Je vais concentrer ma critique sur les premiers chapitres du livre, qui m'ont davantage parlé. En effet, je peux difficilement émettre une opinion sur la vision qu'a M. Bock-Côté des admirables dissidents, penseurs de droite qui, à l'exception de Raymond Aron, attendent encore une réhabilitation de la part de l'intelligentsia contemporaine. Et que je n'ai donc pas lus.

Là où je suis davantage l'auteur, c'est dans sa défense de la nation et de l'importance pour les immigrants de tenter de s'intégrer à leur pays d'accueil. Bien que teintée d'une peur sans doute exagérée de la menace musulmane, on doit reconnaitre que le citoyen lambda se sent un peu dépassé, non pas par le nombre d'immigrants dans les pays riches, mais bien plutôt par le discours que c'est à lui de s'adapter aux nouveaux arrivants. Pour les tenants du nouveau régime, «faciliter l'intégration des nouveaux arrivants par des mesures conciliatrices ne leur suffit pas; ils veulent inverser le devoir d'intégration en vidant la citoyenneté de sa charge historique pour mieux réduire la communauté politique à un ensemble de principes abstraits généralement associés à la “philosophie des droits”.» (p. 31)

Dans cette optique, la division traditionnelle entre gauche et droite ne tient plus, puisque tant la gauche (style Québec solidaire) que la droite (style Parti libéral) ne voit dans l'intégration des immigrants qu'une question économique: «Ici encore, la droite néolibérale et la gauche multiculturaliste s'entendent: pour la droite néolibérale, il suffit de travailler dans un pays pour y être intégré. On y revient: l'individu n'est plus qu'un agent économique. Pour la gauche multiculturaliste, on dira toujours que l'intégration est d'abord économique et on relativisera considérablement la question culturelle. [...] La gauche multiculturaliste se demande rarement si l'intégration culturelle n'est pas à bien des égards la condition de l'intégration économique.» (p. 91)

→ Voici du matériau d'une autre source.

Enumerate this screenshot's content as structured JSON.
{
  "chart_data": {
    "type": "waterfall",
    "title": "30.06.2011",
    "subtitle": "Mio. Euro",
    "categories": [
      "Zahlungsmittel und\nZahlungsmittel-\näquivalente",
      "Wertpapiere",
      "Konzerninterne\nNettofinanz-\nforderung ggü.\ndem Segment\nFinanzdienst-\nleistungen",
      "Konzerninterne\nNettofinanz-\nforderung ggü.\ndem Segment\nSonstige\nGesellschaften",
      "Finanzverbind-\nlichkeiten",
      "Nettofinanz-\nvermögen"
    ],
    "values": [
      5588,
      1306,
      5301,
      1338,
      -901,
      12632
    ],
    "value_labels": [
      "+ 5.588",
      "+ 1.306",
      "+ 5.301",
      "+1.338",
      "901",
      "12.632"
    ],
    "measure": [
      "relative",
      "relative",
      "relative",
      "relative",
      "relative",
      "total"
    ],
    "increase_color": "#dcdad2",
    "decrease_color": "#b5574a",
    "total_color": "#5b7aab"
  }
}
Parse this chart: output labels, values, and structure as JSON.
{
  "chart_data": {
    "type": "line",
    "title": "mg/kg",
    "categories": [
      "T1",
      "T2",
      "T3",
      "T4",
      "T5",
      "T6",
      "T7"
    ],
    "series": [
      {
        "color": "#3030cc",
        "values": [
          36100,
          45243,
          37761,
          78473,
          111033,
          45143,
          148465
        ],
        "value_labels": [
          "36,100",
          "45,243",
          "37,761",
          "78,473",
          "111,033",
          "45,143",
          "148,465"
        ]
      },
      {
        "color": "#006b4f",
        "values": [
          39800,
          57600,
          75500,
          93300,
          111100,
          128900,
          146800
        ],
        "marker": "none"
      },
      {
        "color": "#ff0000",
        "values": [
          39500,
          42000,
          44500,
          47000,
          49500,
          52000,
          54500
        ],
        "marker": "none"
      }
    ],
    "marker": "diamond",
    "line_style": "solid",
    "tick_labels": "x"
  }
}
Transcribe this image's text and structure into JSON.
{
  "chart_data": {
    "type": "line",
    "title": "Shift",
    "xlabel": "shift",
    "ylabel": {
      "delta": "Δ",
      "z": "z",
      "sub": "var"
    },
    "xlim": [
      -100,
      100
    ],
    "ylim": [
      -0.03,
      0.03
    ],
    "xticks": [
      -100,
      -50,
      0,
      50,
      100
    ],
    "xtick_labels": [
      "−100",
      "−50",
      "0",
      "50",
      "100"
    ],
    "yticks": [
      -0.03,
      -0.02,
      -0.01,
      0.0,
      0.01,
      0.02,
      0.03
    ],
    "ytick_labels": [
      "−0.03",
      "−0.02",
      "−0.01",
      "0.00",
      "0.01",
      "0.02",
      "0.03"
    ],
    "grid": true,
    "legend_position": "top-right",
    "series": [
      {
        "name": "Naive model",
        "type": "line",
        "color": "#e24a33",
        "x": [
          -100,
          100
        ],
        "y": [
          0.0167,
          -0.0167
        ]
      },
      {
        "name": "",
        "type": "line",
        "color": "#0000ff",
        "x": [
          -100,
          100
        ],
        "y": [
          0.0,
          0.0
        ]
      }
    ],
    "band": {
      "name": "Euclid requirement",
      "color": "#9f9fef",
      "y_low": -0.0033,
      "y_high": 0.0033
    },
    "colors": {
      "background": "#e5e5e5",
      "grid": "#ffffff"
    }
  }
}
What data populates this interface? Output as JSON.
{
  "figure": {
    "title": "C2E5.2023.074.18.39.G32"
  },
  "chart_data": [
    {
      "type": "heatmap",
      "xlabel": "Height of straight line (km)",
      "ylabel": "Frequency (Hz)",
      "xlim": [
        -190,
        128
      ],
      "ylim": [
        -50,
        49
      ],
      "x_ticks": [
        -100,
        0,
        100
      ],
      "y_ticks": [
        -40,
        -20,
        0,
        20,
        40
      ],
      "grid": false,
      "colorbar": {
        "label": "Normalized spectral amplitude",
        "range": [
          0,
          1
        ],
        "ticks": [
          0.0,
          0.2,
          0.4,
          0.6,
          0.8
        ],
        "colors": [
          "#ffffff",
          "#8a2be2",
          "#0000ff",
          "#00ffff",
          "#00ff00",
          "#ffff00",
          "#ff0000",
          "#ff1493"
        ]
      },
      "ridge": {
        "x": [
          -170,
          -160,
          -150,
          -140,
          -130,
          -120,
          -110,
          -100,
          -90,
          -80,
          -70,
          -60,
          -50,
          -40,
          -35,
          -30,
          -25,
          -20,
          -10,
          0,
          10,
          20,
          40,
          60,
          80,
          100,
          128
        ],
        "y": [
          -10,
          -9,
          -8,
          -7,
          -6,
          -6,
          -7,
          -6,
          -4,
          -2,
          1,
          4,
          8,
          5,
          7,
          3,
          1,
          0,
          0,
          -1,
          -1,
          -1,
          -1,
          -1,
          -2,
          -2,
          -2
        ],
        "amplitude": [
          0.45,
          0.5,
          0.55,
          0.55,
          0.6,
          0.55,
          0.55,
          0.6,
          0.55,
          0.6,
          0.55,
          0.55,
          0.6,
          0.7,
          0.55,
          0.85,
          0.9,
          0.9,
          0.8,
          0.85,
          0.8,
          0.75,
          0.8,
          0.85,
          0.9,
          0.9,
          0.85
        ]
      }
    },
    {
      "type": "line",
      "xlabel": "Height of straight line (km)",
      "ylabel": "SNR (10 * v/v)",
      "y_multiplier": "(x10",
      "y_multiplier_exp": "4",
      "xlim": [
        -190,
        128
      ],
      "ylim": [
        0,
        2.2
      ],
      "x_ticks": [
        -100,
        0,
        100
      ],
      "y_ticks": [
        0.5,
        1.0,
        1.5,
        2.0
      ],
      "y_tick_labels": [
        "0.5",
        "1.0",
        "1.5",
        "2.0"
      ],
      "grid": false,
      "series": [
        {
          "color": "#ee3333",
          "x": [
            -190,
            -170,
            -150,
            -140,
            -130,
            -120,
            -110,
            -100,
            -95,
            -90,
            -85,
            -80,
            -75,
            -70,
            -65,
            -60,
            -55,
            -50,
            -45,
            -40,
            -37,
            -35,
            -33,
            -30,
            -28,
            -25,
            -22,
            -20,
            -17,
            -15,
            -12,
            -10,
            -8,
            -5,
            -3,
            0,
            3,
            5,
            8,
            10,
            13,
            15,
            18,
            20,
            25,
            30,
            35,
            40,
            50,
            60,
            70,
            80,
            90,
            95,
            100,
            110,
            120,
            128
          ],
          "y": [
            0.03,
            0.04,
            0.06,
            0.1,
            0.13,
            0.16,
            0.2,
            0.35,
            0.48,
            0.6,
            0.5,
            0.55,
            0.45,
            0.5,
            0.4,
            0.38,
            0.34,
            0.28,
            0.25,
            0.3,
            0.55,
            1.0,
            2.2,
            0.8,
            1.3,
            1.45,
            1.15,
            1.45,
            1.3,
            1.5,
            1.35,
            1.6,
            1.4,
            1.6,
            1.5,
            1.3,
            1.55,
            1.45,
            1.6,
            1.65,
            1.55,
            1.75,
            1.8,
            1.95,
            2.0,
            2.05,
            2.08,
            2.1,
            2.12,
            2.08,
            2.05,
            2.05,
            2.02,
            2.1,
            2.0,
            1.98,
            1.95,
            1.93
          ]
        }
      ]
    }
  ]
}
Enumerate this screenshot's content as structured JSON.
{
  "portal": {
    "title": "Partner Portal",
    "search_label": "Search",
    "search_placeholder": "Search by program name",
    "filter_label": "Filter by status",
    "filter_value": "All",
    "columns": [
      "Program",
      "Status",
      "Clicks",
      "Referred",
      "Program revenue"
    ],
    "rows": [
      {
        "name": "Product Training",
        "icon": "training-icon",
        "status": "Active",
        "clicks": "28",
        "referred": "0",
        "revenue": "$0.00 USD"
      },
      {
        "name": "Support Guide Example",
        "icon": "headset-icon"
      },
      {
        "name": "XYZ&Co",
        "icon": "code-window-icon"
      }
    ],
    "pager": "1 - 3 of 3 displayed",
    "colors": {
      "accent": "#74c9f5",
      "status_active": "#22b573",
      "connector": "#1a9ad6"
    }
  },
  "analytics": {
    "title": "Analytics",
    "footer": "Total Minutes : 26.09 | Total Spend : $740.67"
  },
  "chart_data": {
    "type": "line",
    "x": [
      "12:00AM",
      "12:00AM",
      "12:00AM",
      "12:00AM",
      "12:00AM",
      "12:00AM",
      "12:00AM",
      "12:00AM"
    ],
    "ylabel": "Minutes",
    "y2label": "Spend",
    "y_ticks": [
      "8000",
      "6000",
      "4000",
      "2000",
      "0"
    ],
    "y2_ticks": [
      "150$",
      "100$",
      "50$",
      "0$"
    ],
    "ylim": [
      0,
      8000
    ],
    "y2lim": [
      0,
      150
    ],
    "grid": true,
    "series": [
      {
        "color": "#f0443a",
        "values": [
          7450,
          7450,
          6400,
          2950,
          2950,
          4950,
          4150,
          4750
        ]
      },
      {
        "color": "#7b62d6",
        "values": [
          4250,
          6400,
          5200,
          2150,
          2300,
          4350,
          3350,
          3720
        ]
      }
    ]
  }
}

Étant donné l'importance des questions d'immigration et d'intégration dans nos sociétés, il est selon moi étrange que l'on n'accorde pas plus d'intérêt à ces questions. Peut-être que M. Bock-Côté a raison, finalement: les débats concernant l'immigration sont fermés dans notre société, et tous ceux qui osent soulever la question culturelle sont souvent accusés d'être des réactionnaires. «À la privatisation de la religion répondra alors la privatisation des mœurs, de la culture et de l'identité nationale, au point même où, dans un pays comme le Canada de 1982, on a cru pouvoir privatiser et individualiser jusqu'à la langue. La culture ne devrait plus fournir le matériau de la communauté politique: au moins, elle sera résiduelle et n'existera plus qu'à la manière d'un folklore que les individus auront la responsabilité de perpétuer, s'ils le désirent.» (p. 103)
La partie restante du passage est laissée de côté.